Insgesamt kostet die neue Spitze nun zehn statt 15 Millionen Euro im Jahr, so dass auch die Abfindungen für die ausgeschiedenen vier Vorstandsmitglieder in zwei Jahren wieder eingespielt sein sollen. Der Fortfall von Büros in Frankfurt und die Abschaffung von Doppelstrukturen auch in der Berliner Zentrale sollen bis 2020 auf der Leitungsebene insgesamt 700 Millionen Euro einsparen.Parallelwelt aufgelöst


Kern der Umstrukturierung ist jedoch, dass Güter- und Personenverkehr wieder in eine Hand zusammengelegt werden, und zwar in die von Berthold Huber, der bisher nur für den Fernverkehr zuständig war. Huber kündigte einen "angriffslustigen" Kurs gegen die Konkurrenz an und nannte als Beispiel das kürzlich eingeführte 19-Euro-Ticket. Auf dem 51-Jährigen ruht ein Großteil der Erwartungen, der andere auf Volker Kefer (59). Er bleibt für Infrastruktur und Technik zuständig und soll in den nächsten fünf Jahren rund 50 Milliarden Euro für zahlreiche kleine und große Projekte ausgeben, darunter die Schnellstrecke Berlin-München, Stuttgart 21 und den Ausbau des Bestandsnetzes. Er wird zugleich stellvertretender Vorstandschef.
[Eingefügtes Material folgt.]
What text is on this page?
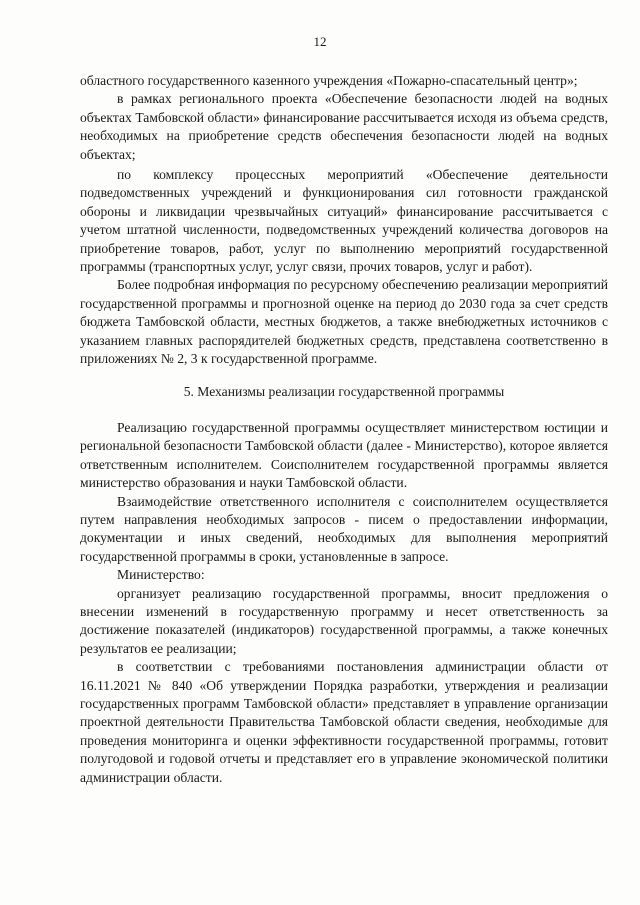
12

областного государственного казенного учреждения «Пожарно-спасательный центр»;

в рамках регионального проекта «Обеспечение безопасности людей на водных объектах Тамбовской области» финансирование рассчитывается исходя из объема средств, необходимых на приобретение средств обеспечения безопасности людей на водных объектах;

по комплексу процессных мероприятий «Обеспечение деятельности подведомственных учреждений и функционирования сил готовности гражданской обороны и ликвидации чрезвычайных ситуаций» финансирование рассчитывается с учетом штатной численности, подведомственных учреждений количества договоров на приобретение товаров, работ, услуг по выполнению мероприятий государственной программы (транспортных услуг, услуг связи, прочих товаров, услуг и работ).

Более подробная информация по ресурсному обеспечению реализации мероприятий государственной программы и прогнозной оценке на период до 2030 года за счет средств бюджета Тамбовской области, местных бюджетов, а также внебюджетных источников с указанием главных распорядителей бюджетных средств, представлена соответственно в приложениях № 2, 3 к государственной программе.

5. Механизмы реализации государственной программы

Реализацию государственной программы осуществляет министерством юстиции и региональной безопасности Тамбовской области (далее - Министерство), которое является ответственным исполнителем. Соисполнителем государственной программы является министерство образования и науки Тамбовской области.

Взаимодействие ответственного исполнителя с соисполнителем осуществляется путем направления необходимых запросов - писем о предоставлении информации, документации и иных сведений, необходимых для выполнения мероприятий государственной программы в сроки, установленные в запросе.

Министерство:

организует реализацию государственной программы, вносит предложения о внесении изменений в государственную программу и несет ответственность за достижение показателей (индикаторов) государственной программы, а также конечных результатов ее реализации;

в соответствии с требованиями постановления администрации области от 16.11.2021 № 840 «Об утверждении Порядка разработки, утверждения и реализации государственных программ Тамбовской области» представляет в управление организации проектной деятельности Правительства Тамбовской области сведения, необходимые для проведения мониторинга и оценки эффективности государственной программы, готовит полугодовой и годовой отчеты и представляет его в управление экономической политики администрации области.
Die DB Mobility Logistic AG wird aufgelöst und mit ihr eine ganze Führungswelt, die bisher parallel aufrechterhalten worden war. Die letzten Reste der einst von Grube-Vorgänger Hartmut Mehdorn betriebenen Börsenpläne werden damit endgültig liquidiert.
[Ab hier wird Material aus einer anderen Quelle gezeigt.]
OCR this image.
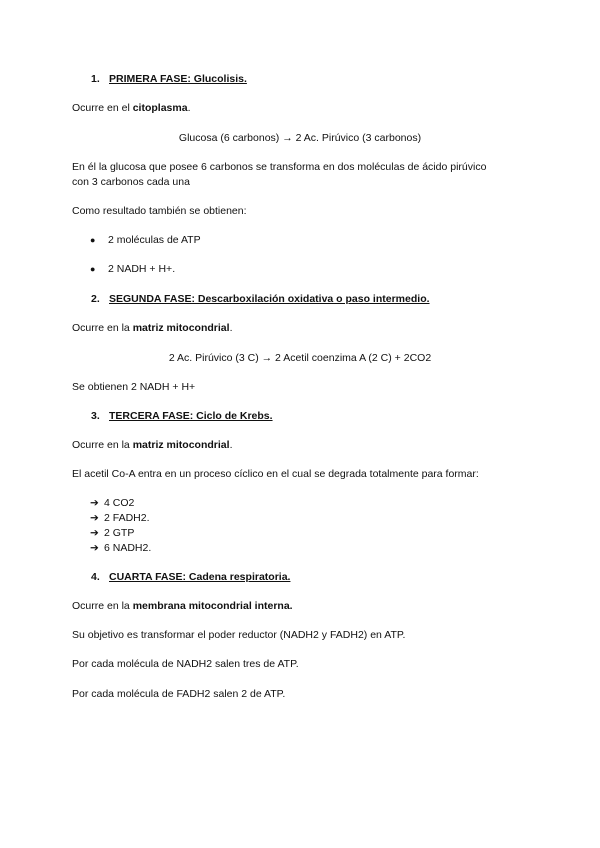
1. PRIMERA FASE: Glucolisis.
Ocurre en el citoplasma.
Glucosa (6 carbonos) → 2 Ac. Pirúvico (3 carbonos)
En él la glucosa que posee 6 carbonos se transforma en dos moléculas de ácido pirúvico
con 3 carbonos cada una
Como resultado también se obtienen:
● 2 moléculas de ATP
● 2 NADH + H+.
2. SEGUNDA FASE: Descarboxilación oxidativa o paso intermedio.
Ocurre en la matriz mitocondrial.
2 Ac. Pirúvico (3 C) → 2 Acetil coenzima A (2 C) + 2CO2
Se obtienen 2 NADH + H+
3. TERCERA FASE: Ciclo de Krebs.
Ocurre en la matriz mitocondrial.
El acetil Co-A entra en un proceso cíclico en el cual se degrada totalmente para formar:
➔ 4 CO2
➔ 2 FADH2.
➔ 2 GTP
➔ 6 NADH2.
4. CUARTA FASE: Cadena respiratoria.
Ocurre en la membrana mitocondrial interna.
Su objetivo es transformar el poder reductor (NADH2 y FADH2) en ATP.
Por cada molécula de NADH2 salen tres de ATP.
Por cada molécula de FADH2 salen 2 de ATP.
Für das Auslandsgeschäft der DB-Töchter Arriva und Schenker Logistics werden allerdings noch Interessenten gesucht. Jedoch gehe es nur um eine Teilprivatisierung, betonte Grube mehrfach. Ansonsten stünden bei den Bahn-Unternehmen Teilprivatisierungen oder gar Börsengänge "auf absehbare Zeit" nicht an.